The initial definition of the limit of a vector-valued function is a bit intimidating, as was the definition of the limit in Definition 1. The theorem following the definition shows that in practice, taking limits of vector-valued functions is no more difficult than taking limits of real-valued functions.

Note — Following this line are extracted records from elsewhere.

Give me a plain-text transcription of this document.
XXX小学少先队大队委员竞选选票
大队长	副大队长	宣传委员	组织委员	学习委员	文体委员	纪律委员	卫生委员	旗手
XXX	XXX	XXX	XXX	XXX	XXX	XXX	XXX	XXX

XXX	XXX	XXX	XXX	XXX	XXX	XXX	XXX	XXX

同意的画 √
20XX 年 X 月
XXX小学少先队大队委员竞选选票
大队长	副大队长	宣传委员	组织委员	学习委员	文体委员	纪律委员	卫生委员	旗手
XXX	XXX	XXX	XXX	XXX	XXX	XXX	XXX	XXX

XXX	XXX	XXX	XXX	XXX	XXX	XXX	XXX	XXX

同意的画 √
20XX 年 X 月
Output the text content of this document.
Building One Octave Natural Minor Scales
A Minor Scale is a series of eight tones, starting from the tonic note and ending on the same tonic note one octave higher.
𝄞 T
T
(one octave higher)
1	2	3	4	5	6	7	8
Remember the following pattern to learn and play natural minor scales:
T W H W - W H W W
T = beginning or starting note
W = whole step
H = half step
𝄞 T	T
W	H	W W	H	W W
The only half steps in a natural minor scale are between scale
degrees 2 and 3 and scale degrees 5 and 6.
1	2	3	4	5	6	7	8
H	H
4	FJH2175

Definition 68: Limits of Vector-Valued Functions

Let $$I$$ be an open interval containing $$c$$, and let $$\vecs r(t)$$ be a vector-valued function defined on $$I$$, except possibly at $$c$$. The limit of $$\vecs r(t)$$, as $$t$$ approaches $$c$$, is $$\vecs L$$, expressed as

$\lim_{t\to c} \vecs r(t) = \vecs L,$

means that given any $$\epsilon>0$$, there exists a $$\delta>0$$ such that for all $$t\neq c$$, if $$|t-c| <\delta$$, we have $$\norm{\vecs r(t) - \vecs L} < \epsilon.$$

Note how the measurement of distance between real numbers is the absolute value of their difference; the measure of distance between vectors is the vector norm, or magnitude, of their difference.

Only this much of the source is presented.